Already on the day of his first vaccination in May 2021 (ChAdOx1 nCov-19 vector vaccine), he experienced cardiovascular symptoms, which needed medical care and from which he recovered only slowly. After the second vaccination in July 2021 (BNT162b2 mRNA vaccine), the family recognized remarkable behavioral and psychological changes and a sudden onset of marked progression of his PD symptoms, which led to severe motor impairment and recurrent need for wheelchair support.
He never fully recovered from this but still was again vaccinated in December 2021. Two weeks after this third vaccination (second vaccination with BNT162b2), he suddenly collapsed while taking his dinner. Remarkably, he did not show any coughing or other signs of food aspiration but just fell from his chair.
This raises the question of whether this sudden collapse was really due to aspiration pneumonia. After intense resuscitation, he recovered from this more or less, but one week later, he again suddenly collapsed silently while taking his meal. After successful but prolonged resuscitation attempts, he was transferred to the hospital and directly set into an artificial coma but died shortly thereafter. The clinical diagnosis was death due to aspiration pneumonia. Due to his ambiguous symptoms after the COVID-vaccinations the family asked for an autopsy.
Dr. Michael Mörz explained further how the presence of spike protein in in the heart and brain was a result of the shot, rather than viral infection.
Although there was no history of COVID-19 for this patient, immunohistochemistry for SARS-CoV-2 antigens (spike and nucleocapsid proteins) was performed.
Spike protein could be indeed demonstrated in the areas of acute inflammation in the brain (particularly within the capillary endothelium) and the small blood vessels of the heart.

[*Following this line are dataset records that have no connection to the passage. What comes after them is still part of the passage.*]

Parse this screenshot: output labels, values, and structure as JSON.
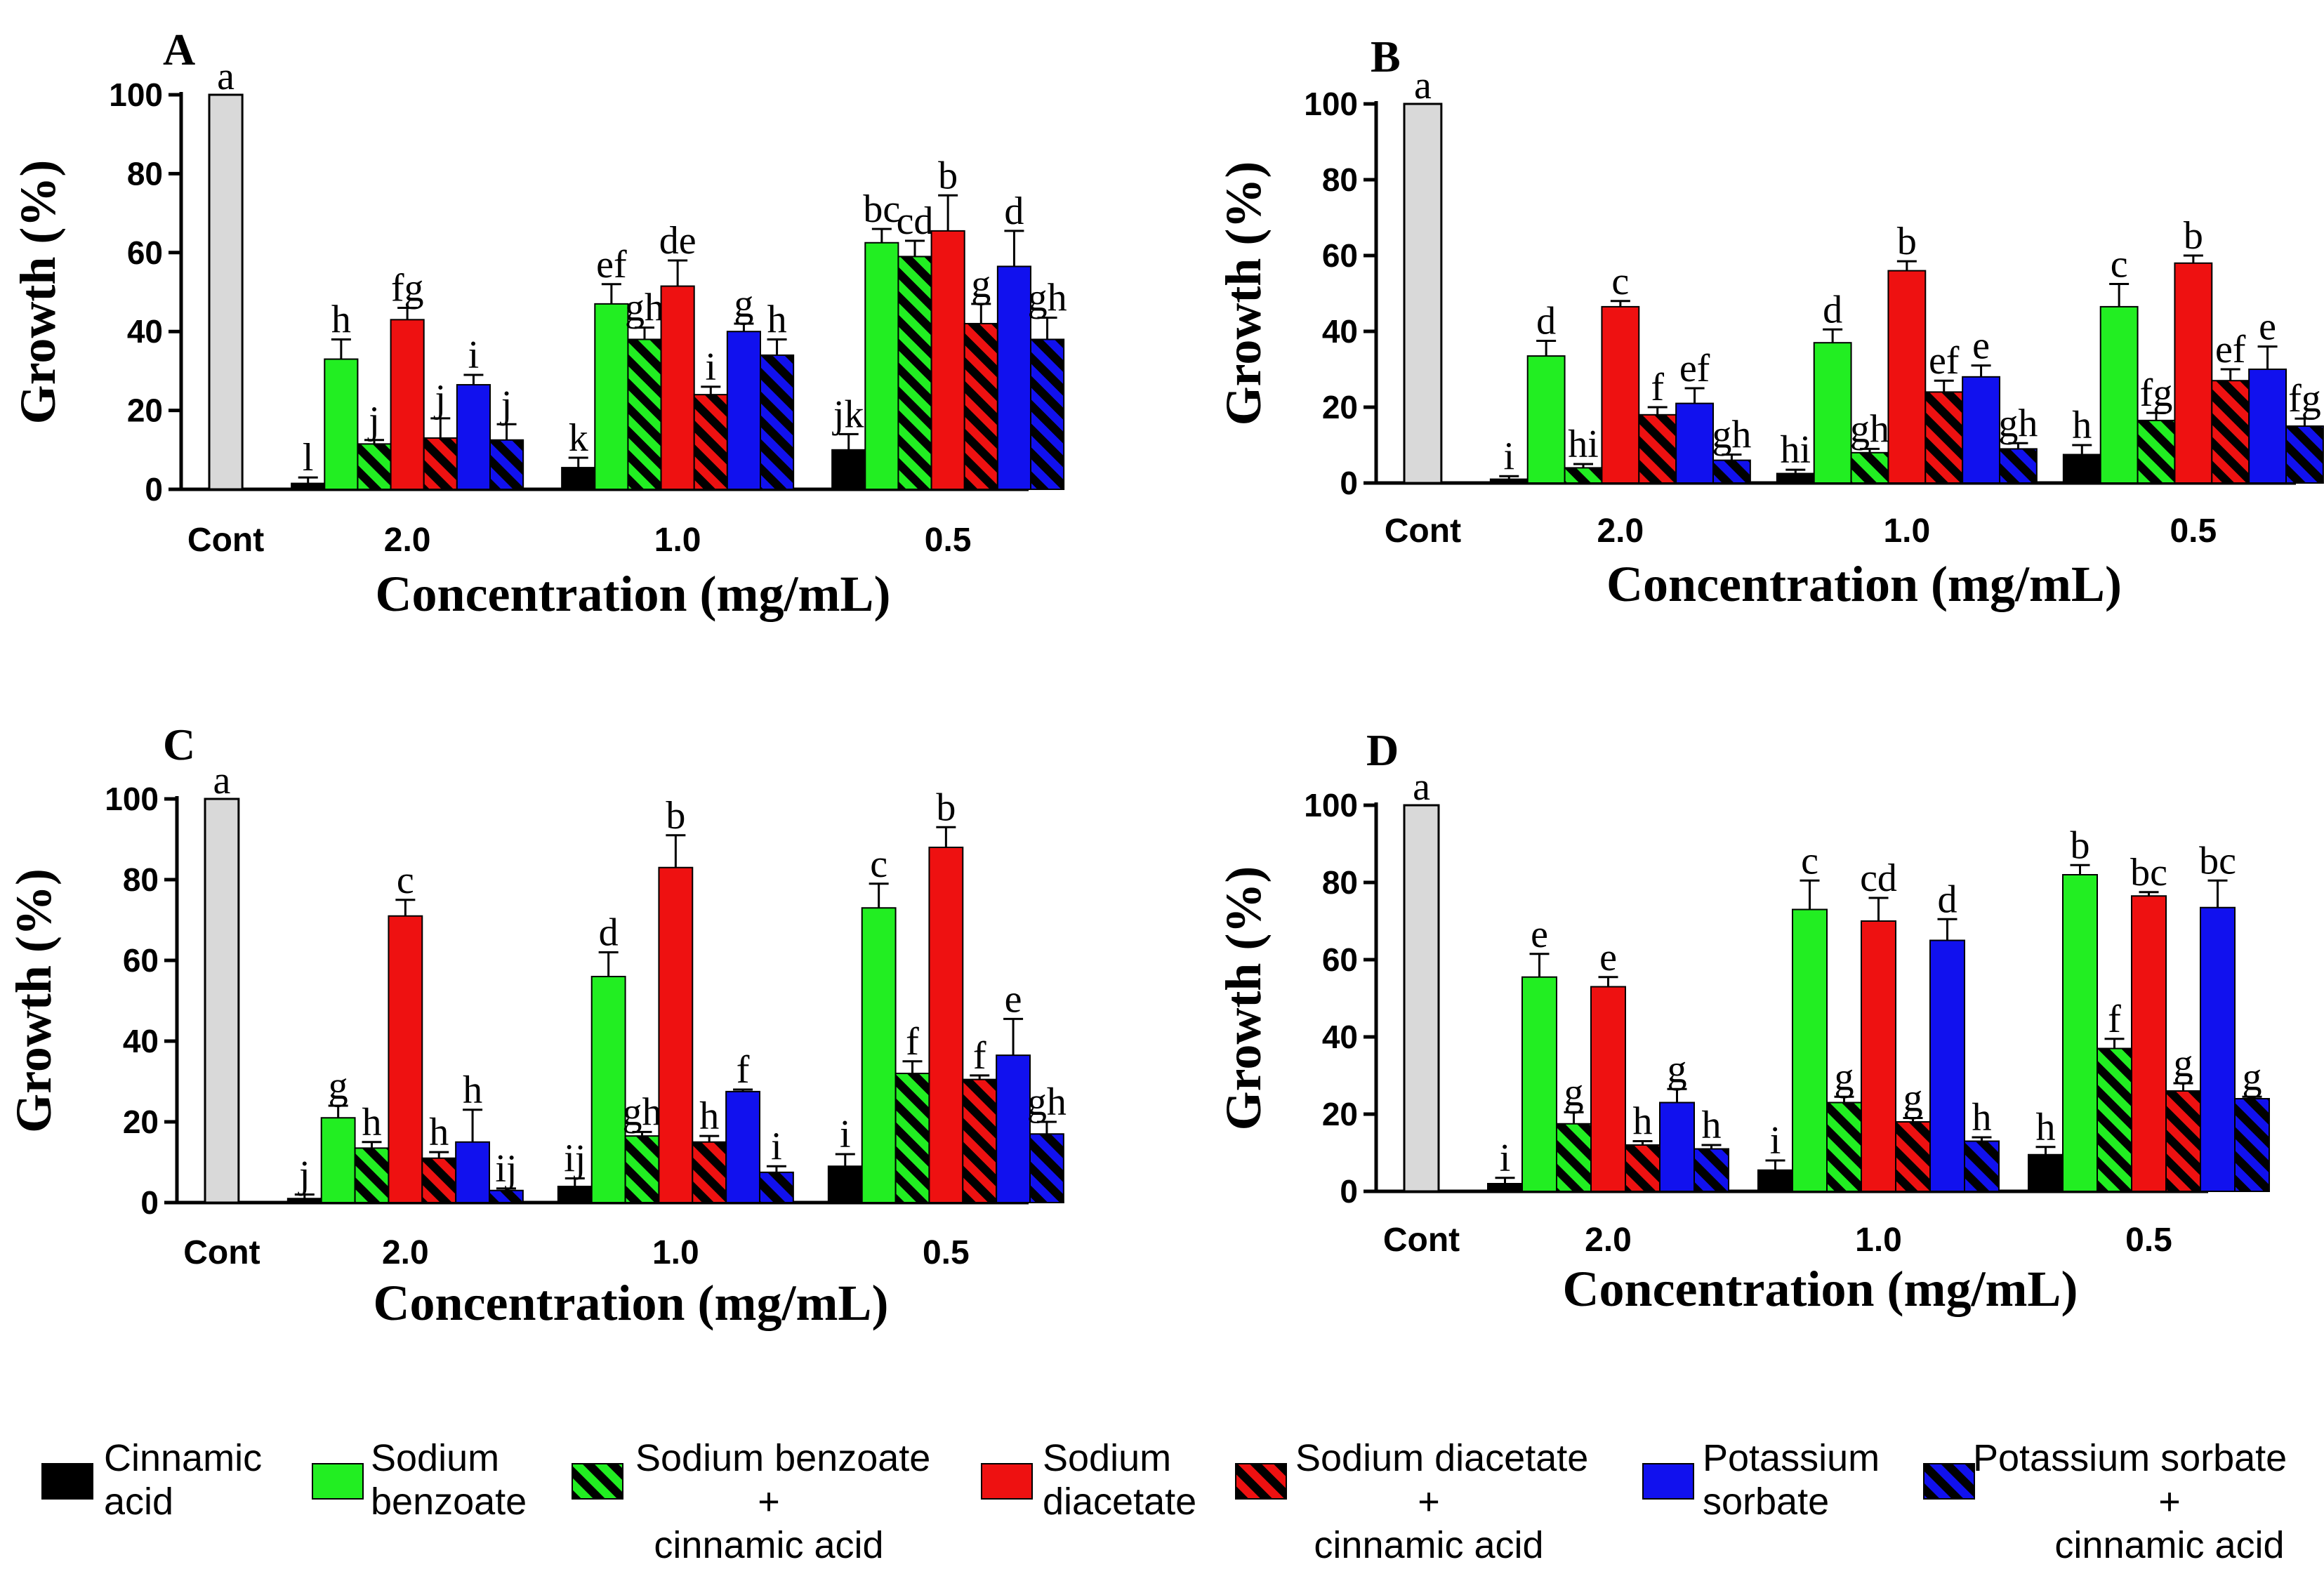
{
  "legend": [
    {
      "key": "cinnamic_acid",
      "lines": [
        "Cinnamic",
        "acid"
      ],
      "color": "#000000",
      "hatch": false
    },
    {
      "key": "sodium_benzoate",
      "lines": [
        "Sodium",
        "benzoate"
      ],
      "color": "#22ee22",
      "hatch": false
    },
    {
      "key": "sb_ca",
      "lines": [
        "Sodium benzoate",
        "+",
        "cinnamic acid"
      ],
      "color": "#22ee22",
      "hatch": true
    },
    {
      "key": "sodium_diacetate",
      "lines": [
        "Sodium",
        "diacetate"
      ],
      "color": "#ee1111",
      "hatch": false
    },
    {
      "key": "sd_ca",
      "lines": [
        "Sodium diacetate",
        "+",
        "cinnamic acid"
      ],
      "color": "#ee1111",
      "hatch": true
    },
    {
      "key": "potassium_sorbate",
      "lines": [
        "Potassium",
        "sorbate"
      ],
      "color": "#1111ee",
      "hatch": false
    },
    {
      "key": "ps_ca",
      "lines": [
        "Potassium sorbate",
        "+",
        "cinnamic acid"
      ],
      "color": "#1111ee",
      "hatch": true
    }
  ],
  "control_color": "#d9d9d9",
  "chart_data": [
    {
      "panel": "A",
      "type": "bar",
      "xlabel": "Concentration (mg/mL)",
      "ylabel": "Growth (%)",
      "ylim": [
        0,
        100
      ],
      "yticks": [
        0,
        20,
        40,
        60,
        80,
        100
      ],
      "control": {
        "label": "Cont",
        "value": 100,
        "sig": "a"
      },
      "categories": [
        "2.0",
        "1.0",
        "0.5"
      ],
      "series": [
        {
          "name": "Cinnamic acid",
          "values": [
            1.5,
            5.5,
            10
          ],
          "errors": [
            1.5,
            2.5,
            4
          ],
          "sig": [
            "l",
            "k",
            "jk"
          ]
        },
        {
          "name": "Sodium benzoate",
          "values": [
            33,
            47,
            62.5
          ],
          "errors": [
            5,
            5,
            3.5
          ],
          "sig": [
            "h",
            "ef",
            "bc"
          ]
        },
        {
          "name": "Sodium benzoate + cinnamic acid",
          "values": [
            11.5,
            38,
            59
          ],
          "errors": [
            1,
            3,
            4
          ],
          "sig": [
            "j",
            "gh",
            "cd"
          ]
        },
        {
          "name": "Sodium diacetate",
          "values": [
            43,
            51.5,
            65.5
          ],
          "errors": [
            3,
            6.5,
            9
          ],
          "sig": [
            "fg",
            "de",
            "b"
          ]
        },
        {
          "name": "Sodium diacetate + cinnamic acid",
          "values": [
            13,
            24,
            42
          ],
          "errors": [
            5,
            2,
            5
          ],
          "sig": [
            "j",
            "i",
            "g"
          ]
        },
        {
          "name": "Potassium sorbate",
          "values": [
            26.5,
            40,
            56.5
          ],
          "errors": [
            2.5,
            2,
            9
          ],
          "sig": [
            "i",
            "g",
            "d"
          ]
        },
        {
          "name": "Potassium sorbate + cinnamic acid",
          "values": [
            12.5,
            34,
            38
          ],
          "errors": [
            4,
            4,
            5.5
          ],
          "sig": [
            "j",
            "h",
            "gh"
          ]
        }
      ]
    },
    {
      "panel": "B",
      "type": "bar",
      "xlabel": "Concentration (mg/mL)",
      "ylabel": "Growth (%)",
      "ylim": [
        0,
        100
      ],
      "yticks": [
        0,
        20,
        40,
        60,
        80,
        100
      ],
      "control": {
        "label": "Cont",
        "value": 100,
        "sig": "a"
      },
      "categories": [
        "2.0",
        "1.0",
        "0.5"
      ],
      "series": [
        {
          "name": "Cinnamic acid",
          "values": [
            1,
            2.5,
            7.5
          ],
          "errors": [
            0.8,
            1,
            2.5
          ],
          "sig": [
            "i",
            "hi",
            "h"
          ]
        },
        {
          "name": "Sodium benzoate",
          "values": [
            33.5,
            37,
            46.5
          ],
          "errors": [
            4,
            3.5,
            6
          ],
          "sig": [
            "d",
            "d",
            "c"
          ]
        },
        {
          "name": "Sodium benzoate + cinnamic acid",
          "values": [
            4,
            8,
            16.5
          ],
          "errors": [
            1,
            1,
            2
          ],
          "sig": [
            "hi",
            "gh",
            "fg"
          ]
        },
        {
          "name": "Sodium diacetate",
          "values": [
            46.5,
            56,
            58
          ],
          "errors": [
            1.5,
            2.5,
            2
          ],
          "sig": [
            "c",
            "b",
            "b"
          ]
        },
        {
          "name": "Sodium diacetate + cinnamic acid",
          "values": [
            18,
            24,
            27
          ],
          "errors": [
            2,
            3,
            3
          ],
          "sig": [
            "f",
            "ef",
            "ef"
          ]
        },
        {
          "name": "Potassium sorbate",
          "values": [
            21,
            28,
            30
          ],
          "errors": [
            4,
            3,
            6
          ],
          "sig": [
            "ef",
            "e",
            "e"
          ]
        },
        {
          "name": "Potassium sorbate + cinnamic acid",
          "values": [
            6,
            9,
            15
          ],
          "errors": [
            1.5,
            1.5,
            2
          ],
          "sig": [
            "gh",
            "gh",
            "fg"
          ]
        }
      ]
    },
    {
      "panel": "C",
      "type": "bar",
      "xlabel": "Concentration (mg/mL)",
      "ylabel": "Growth (%)",
      "ylim": [
        0,
        100
      ],
      "yticks": [
        0,
        20,
        40,
        60,
        80,
        100
      ],
      "control": {
        "label": "Cont",
        "value": 100,
        "sig": "a"
      },
      "categories": [
        "2.0",
        "1.0",
        "0.5"
      ],
      "series": [
        {
          "name": "Cinnamic acid",
          "values": [
            1,
            4,
            9
          ],
          "errors": [
            1,
            2,
            3
          ],
          "sig": [
            "j",
            "ij",
            "i"
          ]
        },
        {
          "name": "Sodium benzoate",
          "values": [
            21,
            56,
            73
          ],
          "errors": [
            3,
            6,
            6
          ],
          "sig": [
            "g",
            "d",
            "c"
          ]
        },
        {
          "name": "Sodium benzoate + cinnamic acid",
          "values": [
            13.5,
            16.5,
            32
          ],
          "errors": [
            1.5,
            1,
            3
          ],
          "sig": [
            "h",
            "gh",
            "f"
          ]
        },
        {
          "name": "Sodium diacetate",
          "values": [
            71,
            83,
            88
          ],
          "errors": [
            4,
            8,
            5
          ],
          "sig": [
            "c",
            "b",
            "b"
          ]
        },
        {
          "name": "Sodium diacetate + cinnamic acid",
          "values": [
            11,
            15,
            30.5
          ],
          "errors": [
            1.5,
            1.5,
            1
          ],
          "sig": [
            "h",
            "h",
            "f"
          ]
        },
        {
          "name": "Potassium sorbate",
          "values": [
            15,
            27.5,
            36.5
          ],
          "errors": [
            8,
            0.5,
            9
          ],
          "sig": [
            "h",
            "f",
            "e"
          ]
        },
        {
          "name": "Potassium sorbate + cinnamic acid",
          "values": [
            3,
            7.5,
            17
          ],
          "errors": [
            0.5,
            1.5,
            3
          ],
          "sig": [
            "ij",
            "i",
            "gh"
          ]
        }
      ]
    },
    {
      "panel": "D",
      "type": "bar",
      "xlabel": "Concentration (mg/mL)",
      "ylabel": "Growth (%)",
      "ylim": [
        0,
        100
      ],
      "yticks": [
        0,
        20,
        40,
        60,
        80,
        100
      ],
      "control": {
        "label": "Cont",
        "value": 100,
        "sig": "a"
      },
      "categories": [
        "2.0",
        "1.0",
        "0.5"
      ],
      "series": [
        {
          "name": "Cinnamic acid",
          "values": [
            2,
            5.5,
            9.5
          ],
          "errors": [
            1.5,
            2.5,
            2
          ],
          "sig": [
            "i",
            "i",
            "h"
          ]
        },
        {
          "name": "Sodium benzoate",
          "values": [
            55.5,
            73,
            82
          ],
          "errors": [
            6,
            7.5,
            2.5
          ],
          "sig": [
            "e",
            "c",
            "b"
          ]
        },
        {
          "name": "Sodium benzoate + cinnamic acid",
          "values": [
            17.5,
            23,
            37
          ],
          "errors": [
            3,
            1.5,
            2.5
          ],
          "sig": [
            "g",
            "g",
            "f"
          ]
        },
        {
          "name": "Sodium diacetate",
          "values": [
            53,
            70,
            76.5
          ],
          "errors": [
            2.5,
            6,
            1
          ],
          "sig": [
            "e",
            "cd",
            "bc"
          ]
        },
        {
          "name": "Sodium diacetate + cinnamic acid",
          "values": [
            12,
            18,
            26
          ],
          "errors": [
            1,
            1,
            2
          ],
          "sig": [
            "h",
            "g",
            "g"
          ]
        },
        {
          "name": "Potassium sorbate",
          "values": [
            23,
            65,
            73.5
          ],
          "errors": [
            3.5,
            5.5,
            7
          ],
          "sig": [
            "g",
            "d",
            "bc"
          ]
        },
        {
          "name": "Potassium sorbate + cinnamic acid",
          "values": [
            11,
            13,
            24
          ],
          "errors": [
            1,
            1,
            0.5
          ],
          "sig": [
            "h",
            "h",
            "g"
          ]
        }
      ]
    }
  ]
}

Remarkably, however, the nucleocapsid was uniformly absent. During an infection with the virus, both proteins should be expressed and detected together.
On the other hand, the gene-based COVID-19 vaccines encode only the spike protein and therefore, the presence of spike protein only (but no nucleocapsid protein) in the heart and brain of the current case can be attributed to vaccination rather than to infection. This agrees with the patient’s history, which includes three vaccine injections, the third one just 3 weeks before his death, but no positive laboratory or clinical diagnosis of the infection.
The final diagnosis of the patient was abscedating bilateral bronchopneumonia, Parkinson’s disease, necrotic encephalitis, and myocarditis.
“Immunohistochemistry for SARS-CoV-2 antigens (spike protein and nucleocapsid) revealed that the lesions with necrotizing encephalitis as well as the acute inflammatory changes in the small blood vessels (brain and heart) were associated with abundant deposits of the spike protein SARS-CoV-2 subunit 1. Since the nucleocapsid protein of SARS-CoV-2 was consistently absent, it must be assumed that the presence of spike protein in affected tissues was not due to an infection with SARS-CoV-2 but rather to the transfection of the tissues by the gene-based COVID-19-vaccines,” Dr. Mörz stated.
“This is strongly suggestive that the spike protein may have played at least a contributing role to the development of the lesions and the course of the disease in this patient,” he added.
The case report’s conclusion stated:
Numerous cases of encephalitis and encephalomyelitis have been reported in connection with the gene-based COVID-19 vaccines, with many being considered causally related to vaccination. However, this is the first report to demonstrate the presence of the spike protein within the encephalitic lesions and to attribute it to vaccination rather than infection. These findings corroborate a causative role of the gene-based COVID-19 vaccines, and this diagnostic approach is relevant to potentially vaccine-induced damage to other organs as well.